Question

If $\alpha =\dfrac{\pi }{3}$ , prove that $\cos \alpha \cos 2\alpha \cos 3\alpha \cos 4\alpha \cos 5\alpha \cos 6\alpha =-\dfrac{1}{16}$ .

Answer 1

Hint: Try to simplify the left-hand side of the equation that we need to prove by using the property that $\cos \left( 90{}^\circ -\alpha \right)=\sin \alpha $ , $\cos \left( 90{}^\circ +\alpha \right)=-\sin \alpha $ , and other similar formulas.

Complete step-by-step answer:
Before moving to the solution, let us discuss the periodicity of sine and cosine function, which we would be using in the solution. All the trigonometric ratios, including sine and cosine, are periodic functions. We can better understand this using the graph of sine and cosine.
First, let us start with the graph of sinx.

Next, let us see the graph of cosx.

Looking at both the graphs, we can say that the graphs are repeating after a fixed period i.e. $2{{\pi }^{c}}$ . So, we can say that the fundamental period of the cosine function and the sine function is $2{{\pi }^{c}}=360{}^\circ $
We will now solve the left-hand side of the equation given in the question.
$\cos \alpha \cos 2\alpha \cos 3\alpha \cos 4\alpha \cos 5\alpha \cos 6\alpha $
Putting the value $\alpha =\dfrac{\pi }{3}$ , we get
$=\cos \dfrac{\pi }{3}\cos \dfrac{2\pi }{3}\cos \dfrac{3\pi }{3}\cos \dfrac{4\pi }{3}\cos \dfrac{5\pi }{3}\cos \dfrac{6\pi }{3}$
$=\cos \dfrac{\pi }{3}\cos \left( \pi -\dfrac{\pi }{3} \right)\cos \pi \cos \left( \pi +\dfrac{\pi }{3} \right)\cos \left( 2\pi -\dfrac{\pi }{3} \right)\cos 2\pi $
Now we know $\cos \left( \pi +x \right)=-\cos x\text{ and cos}\left( \pi -x \right)=-\cos x$ . On putting these values in our expression, we get
$\cos \dfrac{\pi }{3}\left( -\cos \dfrac{\pi }{3} \right)\left( -\cos 0 \right)\left( -\cos \dfrac{\pi }{3} \right)\cos \left( 2\pi -\dfrac{\pi }{3} \right)\cos 2\pi $
We also know $\cos \left( 2\pi -x \right)=\cos x$ .
$\cos \dfrac{\pi }{3}\left( -\cos \dfrac{\pi }{3} \right)\left( -\cos 0 \right)\left( -\cos \dfrac{\pi }{3} \right)\cos \dfrac{\pi }{3}\cos 0$
Now, the value of $\cos \dfrac{\pi }{3}=\dfrac{1}{2}\text{ and }\cos 0=1$ . Putting this in our expression, we get
$\dfrac{1}{2}\times \left( -\dfrac{1}{2} \right)\times \left( -1 \right)\times \left( -\dfrac{1}{2} \right)\times \dfrac{1}{2}\times 1$
$=-\dfrac{1}{16}$
As we have shown that the left-hand side of the equation given in the question is equal to the right-hand side of the equation in the question, which is equal to $\dfrac{-1}{16}$. Hence, we can say that we have proved the equation given in the question .

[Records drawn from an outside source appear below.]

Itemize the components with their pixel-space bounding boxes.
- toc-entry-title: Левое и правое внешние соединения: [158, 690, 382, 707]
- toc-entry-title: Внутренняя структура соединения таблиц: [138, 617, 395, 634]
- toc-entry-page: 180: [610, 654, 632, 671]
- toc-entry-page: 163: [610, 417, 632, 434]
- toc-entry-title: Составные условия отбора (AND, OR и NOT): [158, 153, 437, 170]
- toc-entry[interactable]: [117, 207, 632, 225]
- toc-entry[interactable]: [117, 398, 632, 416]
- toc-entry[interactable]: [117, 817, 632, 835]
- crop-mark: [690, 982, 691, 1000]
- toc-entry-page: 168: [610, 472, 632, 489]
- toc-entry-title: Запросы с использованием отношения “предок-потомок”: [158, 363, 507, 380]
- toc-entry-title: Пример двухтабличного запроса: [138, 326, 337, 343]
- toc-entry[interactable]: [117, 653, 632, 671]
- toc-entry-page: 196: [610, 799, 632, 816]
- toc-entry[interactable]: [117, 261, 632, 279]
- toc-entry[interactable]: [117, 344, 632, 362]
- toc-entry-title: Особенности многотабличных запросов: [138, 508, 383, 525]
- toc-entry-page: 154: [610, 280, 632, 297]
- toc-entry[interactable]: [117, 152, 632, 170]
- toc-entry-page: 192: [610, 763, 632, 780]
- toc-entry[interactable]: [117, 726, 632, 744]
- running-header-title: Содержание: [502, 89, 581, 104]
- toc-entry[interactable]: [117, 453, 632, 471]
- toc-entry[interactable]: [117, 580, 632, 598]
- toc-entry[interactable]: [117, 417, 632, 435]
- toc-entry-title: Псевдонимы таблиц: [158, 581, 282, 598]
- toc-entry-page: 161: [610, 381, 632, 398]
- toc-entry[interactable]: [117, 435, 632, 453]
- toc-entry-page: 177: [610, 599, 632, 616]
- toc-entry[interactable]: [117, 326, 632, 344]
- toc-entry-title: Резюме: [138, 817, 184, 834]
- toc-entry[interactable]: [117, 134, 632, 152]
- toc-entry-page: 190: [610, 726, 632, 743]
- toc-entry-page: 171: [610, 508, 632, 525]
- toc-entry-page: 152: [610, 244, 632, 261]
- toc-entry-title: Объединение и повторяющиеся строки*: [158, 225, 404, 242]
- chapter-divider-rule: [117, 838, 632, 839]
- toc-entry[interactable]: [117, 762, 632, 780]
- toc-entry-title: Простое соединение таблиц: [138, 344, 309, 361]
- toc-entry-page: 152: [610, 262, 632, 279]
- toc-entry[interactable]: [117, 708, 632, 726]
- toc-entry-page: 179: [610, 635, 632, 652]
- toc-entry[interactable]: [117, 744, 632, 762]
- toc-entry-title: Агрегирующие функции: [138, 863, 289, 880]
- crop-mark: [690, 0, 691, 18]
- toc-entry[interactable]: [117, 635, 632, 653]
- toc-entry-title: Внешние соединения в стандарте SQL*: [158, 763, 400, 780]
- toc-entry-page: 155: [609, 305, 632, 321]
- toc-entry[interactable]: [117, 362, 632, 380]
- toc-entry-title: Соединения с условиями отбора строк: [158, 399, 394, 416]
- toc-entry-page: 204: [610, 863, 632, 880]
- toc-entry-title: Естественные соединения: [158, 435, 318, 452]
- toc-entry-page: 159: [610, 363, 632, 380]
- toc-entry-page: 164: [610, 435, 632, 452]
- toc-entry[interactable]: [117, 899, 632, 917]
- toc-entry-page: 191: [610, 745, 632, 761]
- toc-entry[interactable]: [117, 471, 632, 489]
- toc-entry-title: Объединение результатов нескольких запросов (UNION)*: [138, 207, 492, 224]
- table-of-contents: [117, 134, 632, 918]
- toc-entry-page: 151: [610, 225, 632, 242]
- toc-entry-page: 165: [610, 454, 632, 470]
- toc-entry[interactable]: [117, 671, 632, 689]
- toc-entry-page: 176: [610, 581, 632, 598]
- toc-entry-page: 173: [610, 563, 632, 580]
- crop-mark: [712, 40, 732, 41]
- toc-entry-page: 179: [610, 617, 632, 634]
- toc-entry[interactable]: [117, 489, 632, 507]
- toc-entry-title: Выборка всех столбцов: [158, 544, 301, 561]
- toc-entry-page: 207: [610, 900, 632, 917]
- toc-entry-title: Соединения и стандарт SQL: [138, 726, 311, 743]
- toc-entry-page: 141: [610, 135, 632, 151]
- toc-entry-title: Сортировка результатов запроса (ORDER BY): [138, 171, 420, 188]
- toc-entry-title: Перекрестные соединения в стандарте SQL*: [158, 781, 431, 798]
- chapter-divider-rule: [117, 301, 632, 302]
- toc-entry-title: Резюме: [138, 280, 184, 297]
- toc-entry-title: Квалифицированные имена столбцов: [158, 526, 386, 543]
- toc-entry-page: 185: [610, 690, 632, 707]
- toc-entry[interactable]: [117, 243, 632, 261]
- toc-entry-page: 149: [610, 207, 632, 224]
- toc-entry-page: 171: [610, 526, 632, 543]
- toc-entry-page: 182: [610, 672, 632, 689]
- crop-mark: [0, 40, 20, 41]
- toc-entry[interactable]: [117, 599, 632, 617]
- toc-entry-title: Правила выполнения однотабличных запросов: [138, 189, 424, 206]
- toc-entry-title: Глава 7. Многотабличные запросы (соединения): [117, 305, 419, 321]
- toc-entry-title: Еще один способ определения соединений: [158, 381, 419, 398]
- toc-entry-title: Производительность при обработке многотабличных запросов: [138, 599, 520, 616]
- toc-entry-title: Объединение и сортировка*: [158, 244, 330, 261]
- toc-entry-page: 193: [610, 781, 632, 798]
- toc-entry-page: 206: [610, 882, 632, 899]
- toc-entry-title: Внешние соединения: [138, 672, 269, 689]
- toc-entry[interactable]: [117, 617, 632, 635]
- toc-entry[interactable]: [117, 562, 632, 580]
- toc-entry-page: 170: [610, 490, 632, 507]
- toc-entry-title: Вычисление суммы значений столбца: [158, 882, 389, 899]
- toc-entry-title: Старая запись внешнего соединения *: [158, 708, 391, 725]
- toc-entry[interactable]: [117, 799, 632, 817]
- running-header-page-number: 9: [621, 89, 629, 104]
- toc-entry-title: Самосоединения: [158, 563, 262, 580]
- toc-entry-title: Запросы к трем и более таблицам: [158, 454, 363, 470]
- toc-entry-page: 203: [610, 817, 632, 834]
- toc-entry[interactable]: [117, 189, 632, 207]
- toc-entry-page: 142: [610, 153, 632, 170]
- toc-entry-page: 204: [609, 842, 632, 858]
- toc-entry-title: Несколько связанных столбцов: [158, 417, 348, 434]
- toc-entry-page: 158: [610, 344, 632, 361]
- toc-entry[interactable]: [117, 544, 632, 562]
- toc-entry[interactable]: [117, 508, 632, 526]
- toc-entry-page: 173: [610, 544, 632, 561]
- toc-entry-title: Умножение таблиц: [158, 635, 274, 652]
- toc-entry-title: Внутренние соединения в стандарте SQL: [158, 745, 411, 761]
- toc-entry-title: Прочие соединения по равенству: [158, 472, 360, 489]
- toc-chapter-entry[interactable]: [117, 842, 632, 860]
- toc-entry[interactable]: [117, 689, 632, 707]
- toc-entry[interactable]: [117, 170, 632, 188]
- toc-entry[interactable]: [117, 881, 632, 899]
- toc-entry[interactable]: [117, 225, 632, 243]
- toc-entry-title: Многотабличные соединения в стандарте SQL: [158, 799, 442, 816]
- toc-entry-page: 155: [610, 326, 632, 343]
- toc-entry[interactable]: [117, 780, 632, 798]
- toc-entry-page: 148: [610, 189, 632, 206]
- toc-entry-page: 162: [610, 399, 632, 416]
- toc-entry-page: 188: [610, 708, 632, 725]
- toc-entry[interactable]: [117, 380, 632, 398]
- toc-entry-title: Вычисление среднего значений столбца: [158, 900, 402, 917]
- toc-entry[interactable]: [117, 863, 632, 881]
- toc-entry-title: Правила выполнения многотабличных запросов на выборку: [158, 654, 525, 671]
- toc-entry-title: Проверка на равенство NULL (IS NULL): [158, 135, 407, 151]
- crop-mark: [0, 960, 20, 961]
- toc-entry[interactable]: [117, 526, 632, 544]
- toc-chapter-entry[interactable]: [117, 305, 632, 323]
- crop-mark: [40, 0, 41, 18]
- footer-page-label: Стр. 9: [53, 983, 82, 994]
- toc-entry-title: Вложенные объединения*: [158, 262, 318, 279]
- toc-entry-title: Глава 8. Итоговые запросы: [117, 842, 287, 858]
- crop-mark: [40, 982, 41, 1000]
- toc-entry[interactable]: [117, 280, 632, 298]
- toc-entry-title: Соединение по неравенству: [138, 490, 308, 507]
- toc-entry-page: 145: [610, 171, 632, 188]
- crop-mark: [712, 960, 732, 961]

Note: Be careful about the calculation and the signs while opening the brackets. The general mistake that a student can make is 1+x-(x-1)=1+x-x-1. Also, you need to remember the properties related to complementary angles and trigonometric ratios. It is preferred that while dealing with questions as above, you must first try to observe the pattern of the consecutive terms before applying the formulas, as directly applying the formulas may complicate the question.